En parlant ainsi, le père Guillaume avait découvert son front; ses traits honnêtes, ridés par
le travail, gardaient une expression de dignité qui le faisait paraître au-dessus de sa
condition.
--Je vous remercie, dit l'étranger; ma visite sera courte. Quand votre fils sera revenu, je
partirai.
Guillaume l'interrogea du regard.
--Oh! reprit son hôte, il ne court aucun danger. Avant que la lune se soit levée, il sera de
retour.

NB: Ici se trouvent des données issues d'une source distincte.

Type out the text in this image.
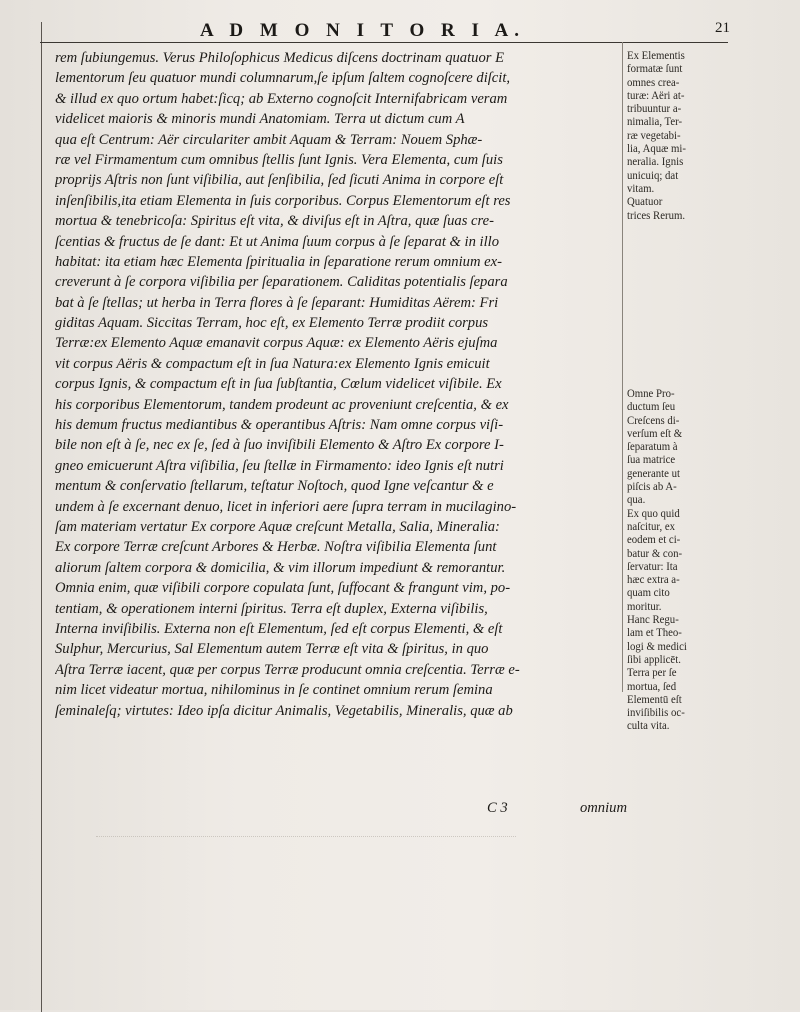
A D M O N I T O R I A.	21
rem ſubiungemus. Verus Philoſophicus Medicus diſcens doctrinam quatuor E
lementorum ſeu quatuor mundi columnarum,ſe ipſum ſaltem cognoſcere diſcit,
& illud ex quo ortum habet:ſicq; ab Externo cognoſcit Internifabricam veram
videlicet maioris & minoris mundi Anatomiam. Terra ut dictum cum A
qua eſt Centrum: Aër circulariter ambit Aquam & Terram: Nouem Sphæ-
ræ vel Firmamentum cum omnibus ſtellis ſunt Ignis. Vera Elementa, cum ſuis
proprijs Aſtris non ſunt viſibilia, aut ſenſibilia, ſed ſicuti Anima in corpore eſt
inſenſibilis,ita etiam Elementa in ſuis corporibus. Corpus Elementorum eſt res
mortua & tenebricoſa: Spiritus eſt vita, & diviſus eſt in Aſtra, quæ ſuas cre-
ſcentias & fructus de ſe dant: Et ut Anima ſuum corpus à ſe ſeparat & in illo
habitat: ita etiam hæc Elementa ſpiritualia in ſeparatione rerum omnium ex-
creverunt à ſe corpora viſibilia per ſeparationem. Caliditas potentialis ſepara
bat à ſe ſtellas; ut herba in Terra flores à ſe ſeparant: Humiditas Aërem: Fri
giditas Aquam. Siccitas Terram, hoc eſt, ex Elemento Terræ prodiit corpus
Terræ:ex Elemento Aquæ emanavit corpus Aquæ: ex Elemento Aëris ejuſma
vit corpus Aëris & compactum eſt in ſua Natura:ex Elemento Ignis emicuit
corpus Ignis, & compactum eſt in ſua ſubſtantia, Cœlum videlicet viſibile. Ex
his corporibus Elementorum, tandem prodeunt ac proveniunt creſcentia, & ex
his demum fructus mediantibus & operantibus Aſtris: Nam omne corpus viſi-
bile non eſt à ſe, nec ex ſe, ſed à ſuo inviſibili Elemento & Aſtro Ex corpore I-
gneo emicuerunt Aſtra viſibilia, ſeu ſtellæ in Firmamento: ideo Ignis eſt nutri
mentum & conſervatio ſtellarum, teſtatur Noſtoch, quod Igne veſcantur & e
undem à ſe excernant denuo, licet in inferiori aere ſupra terram in mucilagino-
ſam materiam vertatur Ex corpore Aquæ creſcunt Metalla, Salia, Mineralia:
Ex corpore Terræ creſcunt Arbores & Herbæ. Noſtra viſibilia Elementa ſunt
aliorum ſaltem corpora & domicilia, & vim illorum impediunt & remorantur.
Omnia enim, quæ viſibili corpore copulata ſunt, ſuffocant & frangunt vim, po-
tentiam, & operationem interni ſpiritus. Terra eſt duplex, Externa viſibilis,
Interna inviſibilis. Externa non eſt Elementum, ſed eſt corpus Elementi, & eſt
Sulphur, Mercurius, Sal Elementum autem Terræ eſt vita & ſpiritus, in quo
Aſtra Terræ iacent, quæ per corpus Terræ producunt omnia creſcentia. Terræ e-
nim licet videatur mortua, nihilominus in ſe continet omnium rerum ſemina
ſeminaleſq; virtutes: Ideo ipſa dicitur Animalis, Vegetabilis, Mineralis, quæ ab
Ex Elementis
formatæ ſunt
omnes crea-
turæ: Aëri at-
tribuuntur a-
nimalia, Ter-
ræ vegetabi-
lia, Aquæ mi-
neralia. Ignis
unicuiq; dat
vitam.
Quatuor
trices Rerum.
Omne Pro-
ductum ſeu
Creſcens di-
verſum eſt &
ſeparatum à
ſua matrice
generante ut
piſcis ab A-
qua.
Ex quo quid
naſcitur, ex
eodem et ci-
batur & con-
ſervatur: Ita
hæc extra a-
quam cito
moritur.
Hanc Regu-
lam et Theo-
logi & medici
ſibi applicēt.
Terra per ſe
mortua, ſed
Elementū eſt
inviſibilis oc-
culta vita.
C 3	omnium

Je suis un marchand d'Arras qui vais, pour les affaires de mon commerce, à Lille;
le pays est mauvais, et j'ai pensé que votre fils pourrait, plus sûrement que moi, se
charger d'une valise laissée aux mains de mon valet à Witternesse. On ne saurait trop
prendre de précautions dans les temps où nous vivons.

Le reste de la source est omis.